An imported drilling machine that can eat through solid rock was the star of an early August groundbreaking ceremony for the tunneling portion of the Caldecott Fourth Bore Project. Federal Highway Administrator Victor Mendez was at the controls along with Caltrans Director Cindy McKim as the mammoth drill revved up for the crowd and began to grind away at the concrete facade of the fourth bore’s eastern portal in Orinda, kicking up a cloud of dust and debris.

“It took the Recovery Act to provide the final piece of funding for this incredible project,” Mendez said. It received the nation’s second-largest highway grant — $198 million — under the 2009 American Recovery and Reinvestment Act.

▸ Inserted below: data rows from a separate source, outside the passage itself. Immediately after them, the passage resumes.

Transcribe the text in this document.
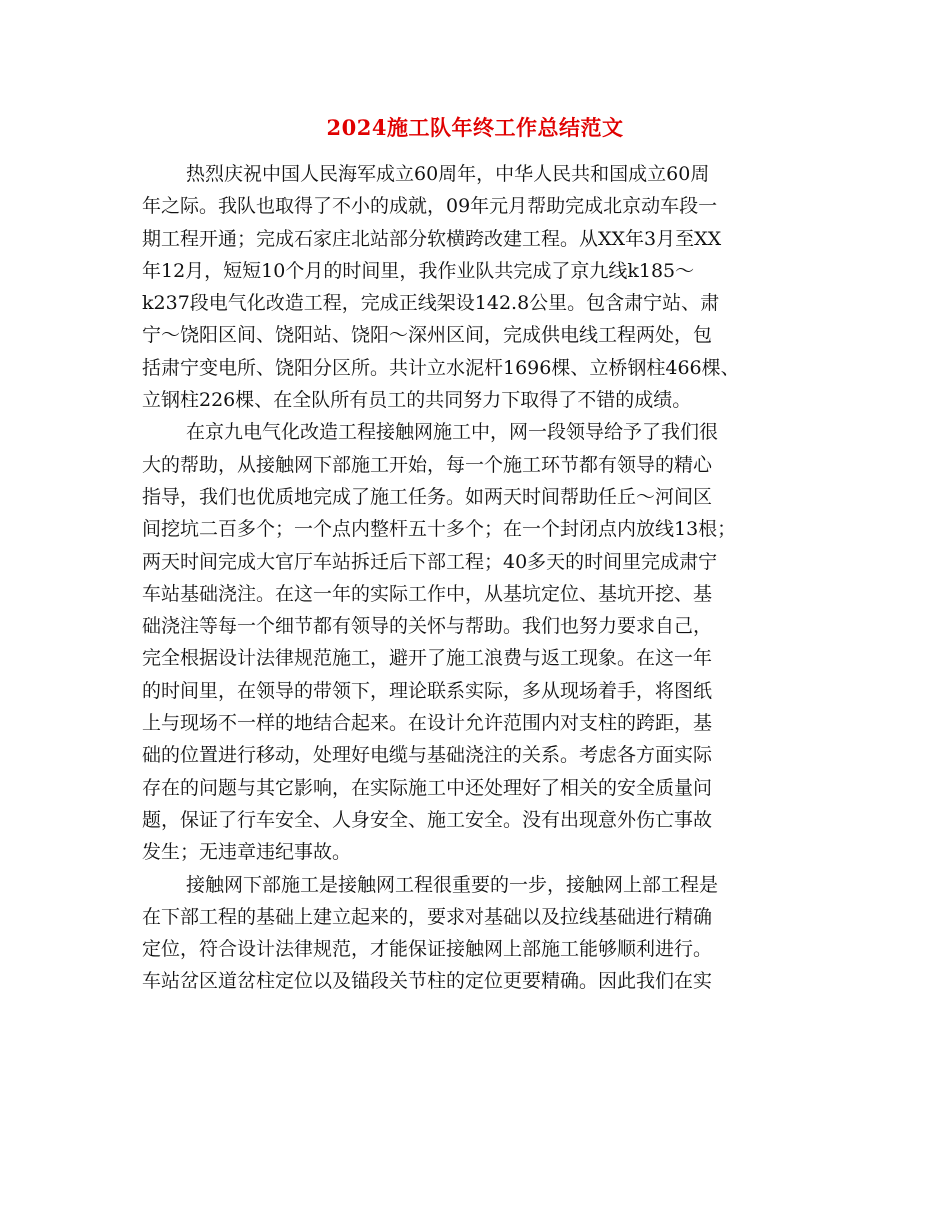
2024施工队年终工作总结范文
热烈庆祝中国人民海军成立60周年，中华人民共和国成立60周
年之际。我队也取得了不小的成就，09年元月帮助完成北京动车段一
期工程开通；完成石家庄北站部分软横跨改建工程。从XX年3月至XX
年12月，短短10个月的时间里，我作业队共完成了京九线k185～
k237段电气化改造工程，完成正线架设142.8公里。包含肃宁站、肃
宁～饶阳区间、饶阳站、饶阳～深州区间，完成供电线工程两处，包
括肃宁变电所、饶阳分区所。共计立水泥杆1696棵、立桥钢柱466棵、
立钢柱226棵、在全队所有员工的共同努力下取得了不错的成绩。
在京九电气化改造工程接触网施工中，网一段领导给予了我们很
大的帮助，从接触网下部施工开始，每一个施工环节都有领导的精心
指导，我们也优质地完成了施工任务。如两天时间帮助任丘～河间区
间挖坑二百多个；一个点内整杆五十多个；在一个封闭点内放线13根；
两天时间完成大官厅车站拆迁后下部工程；40多天的时间里完成肃宁
车站基础浇注。在这一年的实际工作中，从基坑定位、基坑开挖、基
础浇注等每一个细节都有领导的关怀与帮助。我们也努力要求自己，
完全根据设计法律规范施工，避开了施工浪费与返工现象。在这一年
的时间里，在领导的带领下，理论联系实际，多从现场着手，将图纸
上与现场不一样的地结合起来。在设计允许范围内对支柱的跨距，基
础的位置进行移动，处理好电缆与基础浇注的关系。考虑各方面实际
存在的问题与其它影响，在实际施工中还处理好了相关的安全质量问
题，保证了行车安全、人身安全、施工安全。没有出现意外伤亡事故
发生；无违章违纪事故。
接触网下部施工是接触网工程很重要的一步，接触网上部工程是
在下部工程的基础上建立起来的，要求对基础以及拉线基础进行精确
定位，符合设计法律规范，才能保证接触网上部施工能够顺利进行。
车站岔区道岔柱定位以及锚段关节柱的定位更要精确。因此我们在实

Expected to open in late 2013, the fourth bore will relieve perennial traffic jams along this Highway 24 gateway between Alameda and Contra Costa counties. MTC has directed $157 million to the $420-million project, including $50 million in voter-approved Regional Measure 2 bridge toll moneys.

Just two days after the Caldecott event, MTC and the media turned their attention to San Francisco, where the Transbay Joint Powers Authority staged a groundbreaking for the Transbay Transit Center. The event drew a “Who’s Who” of local, state and federal officialdom, with U.S. Secretary of Transportation Ray LaHood making a rare Bay Area appearance. Noting the very healthy turnout for the event on and off the stage, LaHood said, “This is a big deal today in San Francisco, I can tell you that.”

Billed as the Grand Central Station of the West, the curvy, glass-clad structure with a rooftop garden will replace the aging and seismically unsafe Transbay Terminal, which served as a backdrop for the ceremony. Opening in 2017, the new facility will serve as a hub for 11 transit systems.

MTC has set aside $350 million in bridge tolls for the $4.2 billion project, including $150 million in Regional Measure 2 funds, while the federal Recovery Act provided $400 million to accelerate construction of an underground station for Caltrain and the future California High-Speed Rail system. MTC also financed erection of the Transbay Temporary Terminal, which opened in early August a couple of blocks away from the construction zone.

Federal Highway Administrator Mendez was also on hand for a July ceremony kicking off a key phase of the Presidio Parkway/Doyle Drive Project, which will replace San Francisco’s aging and seismically unsound approach to the Golden Gate Bridge. This $116 million segment of the $1 billion project involves building a tunnel and a temporary bypass. Federal stimulus funding in the amount of $129 million is helping to accelerate the Doyle Drive project. MTC has contributed $80 million in bridge tolls to the new roadway, which is slated to open in 2013.